昨年時点で、同ファンドは少なくとも13社を対象に17件の投資を行っています。注目すべき投資先には、時価総額が7億1,500万ドル(約1080億円)に急上昇したリーガルテック企業のHarvey、同5億5,300万ドル(約837億円)のオーディオ編集プラットフォームDescript、同3億ドル(約454億円)のAIメディカル企業Ambience Healthcareなどがあります。
当初、Altman氏が直接ファンドを所有・運営するという異例の体制は、迅速な立ち上げのための一時的な措置とされていましたが、1年以上続いたため懸念が高まっていました。OpenAIは、Altman氏がファンドに経済的利害関係を持たないことを明らかにしています。
今回の移行により、設立当初からファンドの運営に携わってきたIan Hathaway氏がファンドの管理を引き継ぎます。この再編は、OpenAIが革新的(transformative)なAIスタートアップを支援しながら、投資活動のガバナンスをより明確で効果的なものにしようとする取り組みとなっています。

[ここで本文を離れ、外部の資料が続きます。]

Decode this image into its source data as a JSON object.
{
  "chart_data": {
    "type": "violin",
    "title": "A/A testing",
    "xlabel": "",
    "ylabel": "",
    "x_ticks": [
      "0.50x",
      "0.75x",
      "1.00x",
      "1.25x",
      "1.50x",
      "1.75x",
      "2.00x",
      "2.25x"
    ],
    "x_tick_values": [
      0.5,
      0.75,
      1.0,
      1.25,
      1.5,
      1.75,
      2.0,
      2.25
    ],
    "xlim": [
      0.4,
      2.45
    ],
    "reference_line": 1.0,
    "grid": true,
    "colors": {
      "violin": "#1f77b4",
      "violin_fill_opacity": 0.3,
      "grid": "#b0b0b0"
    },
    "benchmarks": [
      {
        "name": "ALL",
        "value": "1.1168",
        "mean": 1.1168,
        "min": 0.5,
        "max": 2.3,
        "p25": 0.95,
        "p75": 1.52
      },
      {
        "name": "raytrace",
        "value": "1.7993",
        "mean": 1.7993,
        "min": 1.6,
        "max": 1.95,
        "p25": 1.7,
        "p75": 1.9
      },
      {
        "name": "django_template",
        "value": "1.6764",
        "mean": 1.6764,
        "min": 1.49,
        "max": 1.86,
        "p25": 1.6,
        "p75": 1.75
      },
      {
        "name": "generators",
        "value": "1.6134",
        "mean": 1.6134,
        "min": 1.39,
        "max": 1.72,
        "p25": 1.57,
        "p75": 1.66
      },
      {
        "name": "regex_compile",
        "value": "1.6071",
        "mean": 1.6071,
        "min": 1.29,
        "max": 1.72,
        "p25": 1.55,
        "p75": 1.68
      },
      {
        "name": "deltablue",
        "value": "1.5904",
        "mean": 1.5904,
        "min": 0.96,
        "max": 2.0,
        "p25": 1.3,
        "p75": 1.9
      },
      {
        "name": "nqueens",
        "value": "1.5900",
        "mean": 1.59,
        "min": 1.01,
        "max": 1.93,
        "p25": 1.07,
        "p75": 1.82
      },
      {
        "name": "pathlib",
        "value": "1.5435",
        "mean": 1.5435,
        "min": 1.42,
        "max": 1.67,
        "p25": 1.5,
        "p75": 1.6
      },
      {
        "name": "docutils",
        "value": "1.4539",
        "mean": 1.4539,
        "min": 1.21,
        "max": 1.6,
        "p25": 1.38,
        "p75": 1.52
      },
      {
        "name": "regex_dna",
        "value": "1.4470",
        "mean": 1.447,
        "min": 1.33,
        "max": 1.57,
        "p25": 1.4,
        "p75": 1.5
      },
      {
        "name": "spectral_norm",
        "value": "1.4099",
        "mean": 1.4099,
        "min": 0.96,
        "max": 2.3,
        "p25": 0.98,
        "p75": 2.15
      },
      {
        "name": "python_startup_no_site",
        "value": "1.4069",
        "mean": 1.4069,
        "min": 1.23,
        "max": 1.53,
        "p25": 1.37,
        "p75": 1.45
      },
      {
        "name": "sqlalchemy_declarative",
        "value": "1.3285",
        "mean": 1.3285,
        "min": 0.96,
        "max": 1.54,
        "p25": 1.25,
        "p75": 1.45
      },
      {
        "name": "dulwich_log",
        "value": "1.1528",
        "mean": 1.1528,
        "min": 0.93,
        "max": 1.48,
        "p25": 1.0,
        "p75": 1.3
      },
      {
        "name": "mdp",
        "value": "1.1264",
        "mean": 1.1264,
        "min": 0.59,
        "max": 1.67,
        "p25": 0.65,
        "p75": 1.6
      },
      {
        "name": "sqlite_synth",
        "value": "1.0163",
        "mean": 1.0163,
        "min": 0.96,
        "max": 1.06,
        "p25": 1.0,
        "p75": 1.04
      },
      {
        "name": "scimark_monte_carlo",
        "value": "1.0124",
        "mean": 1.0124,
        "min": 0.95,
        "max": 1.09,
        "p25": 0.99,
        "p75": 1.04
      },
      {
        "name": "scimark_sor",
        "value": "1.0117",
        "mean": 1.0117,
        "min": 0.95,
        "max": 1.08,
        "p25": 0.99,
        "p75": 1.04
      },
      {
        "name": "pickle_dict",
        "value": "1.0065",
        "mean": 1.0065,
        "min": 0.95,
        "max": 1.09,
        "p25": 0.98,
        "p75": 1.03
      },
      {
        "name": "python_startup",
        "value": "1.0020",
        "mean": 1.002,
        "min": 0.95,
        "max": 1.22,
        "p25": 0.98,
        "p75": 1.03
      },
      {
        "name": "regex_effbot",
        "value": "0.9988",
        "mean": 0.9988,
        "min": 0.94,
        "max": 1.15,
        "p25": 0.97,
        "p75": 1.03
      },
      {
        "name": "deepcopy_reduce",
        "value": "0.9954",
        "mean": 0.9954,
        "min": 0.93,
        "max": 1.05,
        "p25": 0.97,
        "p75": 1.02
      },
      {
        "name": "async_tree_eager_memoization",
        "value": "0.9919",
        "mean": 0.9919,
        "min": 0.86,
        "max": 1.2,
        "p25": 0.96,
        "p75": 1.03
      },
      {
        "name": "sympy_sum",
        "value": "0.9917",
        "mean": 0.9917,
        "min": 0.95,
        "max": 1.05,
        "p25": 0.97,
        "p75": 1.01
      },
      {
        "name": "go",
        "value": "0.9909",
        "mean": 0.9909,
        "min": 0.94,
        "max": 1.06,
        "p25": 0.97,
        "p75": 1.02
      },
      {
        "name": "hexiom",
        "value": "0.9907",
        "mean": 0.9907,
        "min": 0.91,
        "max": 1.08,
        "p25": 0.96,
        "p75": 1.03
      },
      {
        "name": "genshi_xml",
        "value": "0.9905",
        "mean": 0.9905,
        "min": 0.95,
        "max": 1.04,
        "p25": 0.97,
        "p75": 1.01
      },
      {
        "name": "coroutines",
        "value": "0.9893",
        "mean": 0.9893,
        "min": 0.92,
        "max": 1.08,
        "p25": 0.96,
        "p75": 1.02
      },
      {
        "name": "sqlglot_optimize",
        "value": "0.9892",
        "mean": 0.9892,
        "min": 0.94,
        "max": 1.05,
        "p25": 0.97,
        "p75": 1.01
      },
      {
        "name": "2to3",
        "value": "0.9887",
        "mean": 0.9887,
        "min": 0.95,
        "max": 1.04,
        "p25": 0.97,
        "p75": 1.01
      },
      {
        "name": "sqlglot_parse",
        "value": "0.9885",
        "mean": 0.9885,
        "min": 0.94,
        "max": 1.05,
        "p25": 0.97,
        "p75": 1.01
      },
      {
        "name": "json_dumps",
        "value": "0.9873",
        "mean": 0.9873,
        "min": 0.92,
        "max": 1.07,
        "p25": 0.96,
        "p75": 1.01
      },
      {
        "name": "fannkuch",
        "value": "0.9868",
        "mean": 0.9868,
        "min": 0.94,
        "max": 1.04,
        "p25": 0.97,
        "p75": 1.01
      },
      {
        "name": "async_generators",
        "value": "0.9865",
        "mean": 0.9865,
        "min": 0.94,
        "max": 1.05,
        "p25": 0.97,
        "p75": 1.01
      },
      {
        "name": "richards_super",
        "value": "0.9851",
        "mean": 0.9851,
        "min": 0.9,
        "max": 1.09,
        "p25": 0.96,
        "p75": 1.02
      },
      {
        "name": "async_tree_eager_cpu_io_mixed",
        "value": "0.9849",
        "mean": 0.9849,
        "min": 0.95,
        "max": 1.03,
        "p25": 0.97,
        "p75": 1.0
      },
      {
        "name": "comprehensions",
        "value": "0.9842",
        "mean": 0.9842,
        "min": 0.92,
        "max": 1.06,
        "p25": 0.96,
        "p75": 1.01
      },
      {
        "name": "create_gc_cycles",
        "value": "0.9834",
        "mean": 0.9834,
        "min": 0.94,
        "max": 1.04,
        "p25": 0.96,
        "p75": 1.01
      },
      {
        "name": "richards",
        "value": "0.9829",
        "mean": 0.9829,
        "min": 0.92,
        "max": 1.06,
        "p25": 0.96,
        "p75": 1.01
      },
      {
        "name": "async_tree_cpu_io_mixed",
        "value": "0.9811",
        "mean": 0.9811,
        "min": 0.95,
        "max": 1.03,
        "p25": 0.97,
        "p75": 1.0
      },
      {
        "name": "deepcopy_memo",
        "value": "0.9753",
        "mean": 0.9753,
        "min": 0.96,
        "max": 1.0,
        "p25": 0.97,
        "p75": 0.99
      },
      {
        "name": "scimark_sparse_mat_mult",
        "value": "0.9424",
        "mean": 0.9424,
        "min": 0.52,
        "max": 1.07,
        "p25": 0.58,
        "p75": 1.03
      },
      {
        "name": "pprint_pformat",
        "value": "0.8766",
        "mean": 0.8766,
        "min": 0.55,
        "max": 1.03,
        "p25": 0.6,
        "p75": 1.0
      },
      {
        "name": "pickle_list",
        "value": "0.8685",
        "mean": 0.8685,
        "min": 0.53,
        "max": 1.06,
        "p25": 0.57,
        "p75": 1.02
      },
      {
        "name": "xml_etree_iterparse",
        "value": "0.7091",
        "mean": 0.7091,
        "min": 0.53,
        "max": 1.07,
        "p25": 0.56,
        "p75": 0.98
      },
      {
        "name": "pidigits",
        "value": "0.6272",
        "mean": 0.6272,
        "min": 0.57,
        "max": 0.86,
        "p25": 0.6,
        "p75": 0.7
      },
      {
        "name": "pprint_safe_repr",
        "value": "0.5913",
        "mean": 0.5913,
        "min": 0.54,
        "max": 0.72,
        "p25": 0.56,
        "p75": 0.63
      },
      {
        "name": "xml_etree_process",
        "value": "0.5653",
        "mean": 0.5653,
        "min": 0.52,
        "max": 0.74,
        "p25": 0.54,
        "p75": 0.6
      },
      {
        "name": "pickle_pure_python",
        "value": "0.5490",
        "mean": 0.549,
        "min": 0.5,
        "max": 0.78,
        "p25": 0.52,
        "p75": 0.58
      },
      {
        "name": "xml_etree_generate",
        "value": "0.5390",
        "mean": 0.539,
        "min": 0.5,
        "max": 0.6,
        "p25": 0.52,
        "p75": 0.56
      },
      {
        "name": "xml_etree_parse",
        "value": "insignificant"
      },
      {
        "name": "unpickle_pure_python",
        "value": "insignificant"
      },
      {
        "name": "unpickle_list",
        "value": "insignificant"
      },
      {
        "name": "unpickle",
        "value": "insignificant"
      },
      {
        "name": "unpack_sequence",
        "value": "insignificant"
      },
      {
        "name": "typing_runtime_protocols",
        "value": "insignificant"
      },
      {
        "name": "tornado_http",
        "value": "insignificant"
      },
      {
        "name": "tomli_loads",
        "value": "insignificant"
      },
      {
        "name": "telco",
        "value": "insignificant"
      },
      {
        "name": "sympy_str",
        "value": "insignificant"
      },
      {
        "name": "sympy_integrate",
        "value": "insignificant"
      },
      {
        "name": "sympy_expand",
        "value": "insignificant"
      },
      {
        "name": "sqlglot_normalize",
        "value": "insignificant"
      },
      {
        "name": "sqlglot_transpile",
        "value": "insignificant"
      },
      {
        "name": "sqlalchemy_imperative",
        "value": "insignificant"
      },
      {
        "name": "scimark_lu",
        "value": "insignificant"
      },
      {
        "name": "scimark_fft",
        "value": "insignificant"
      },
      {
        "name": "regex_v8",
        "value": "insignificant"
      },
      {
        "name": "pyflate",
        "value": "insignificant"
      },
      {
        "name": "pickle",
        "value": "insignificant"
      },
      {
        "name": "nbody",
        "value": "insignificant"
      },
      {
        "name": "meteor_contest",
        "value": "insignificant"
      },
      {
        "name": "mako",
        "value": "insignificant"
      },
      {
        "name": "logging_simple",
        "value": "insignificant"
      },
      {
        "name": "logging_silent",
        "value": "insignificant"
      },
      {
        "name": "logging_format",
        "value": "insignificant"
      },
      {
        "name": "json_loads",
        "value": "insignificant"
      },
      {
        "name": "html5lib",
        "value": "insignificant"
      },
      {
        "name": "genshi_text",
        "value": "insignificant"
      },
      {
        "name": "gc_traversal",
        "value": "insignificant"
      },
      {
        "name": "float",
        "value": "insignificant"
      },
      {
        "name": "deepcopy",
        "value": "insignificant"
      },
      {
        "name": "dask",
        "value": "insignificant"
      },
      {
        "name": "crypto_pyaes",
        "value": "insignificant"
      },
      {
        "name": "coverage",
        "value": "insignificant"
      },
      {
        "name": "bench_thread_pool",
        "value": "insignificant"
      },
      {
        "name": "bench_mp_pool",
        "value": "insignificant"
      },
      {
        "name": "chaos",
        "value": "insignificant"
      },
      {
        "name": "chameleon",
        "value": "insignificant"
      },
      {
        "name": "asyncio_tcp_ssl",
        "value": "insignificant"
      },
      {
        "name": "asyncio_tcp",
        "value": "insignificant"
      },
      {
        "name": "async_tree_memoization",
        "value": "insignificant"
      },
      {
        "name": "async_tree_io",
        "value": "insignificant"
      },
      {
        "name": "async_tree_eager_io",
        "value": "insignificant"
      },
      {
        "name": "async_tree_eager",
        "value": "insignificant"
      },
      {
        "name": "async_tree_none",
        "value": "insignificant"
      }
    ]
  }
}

Altman氏は依然としてOpenAIのCEOを務めており、同社の事業に注力していく方針です。AIコミュニティにとって、この体制変更がより有益な方向性につながることが期待されます。OpenAIは革新的なAI技術の開発と、その社会実装を加速させるスタートアップ支援の両面で、引き続きAI業界の中で重要な役割を果たしていくでしょう。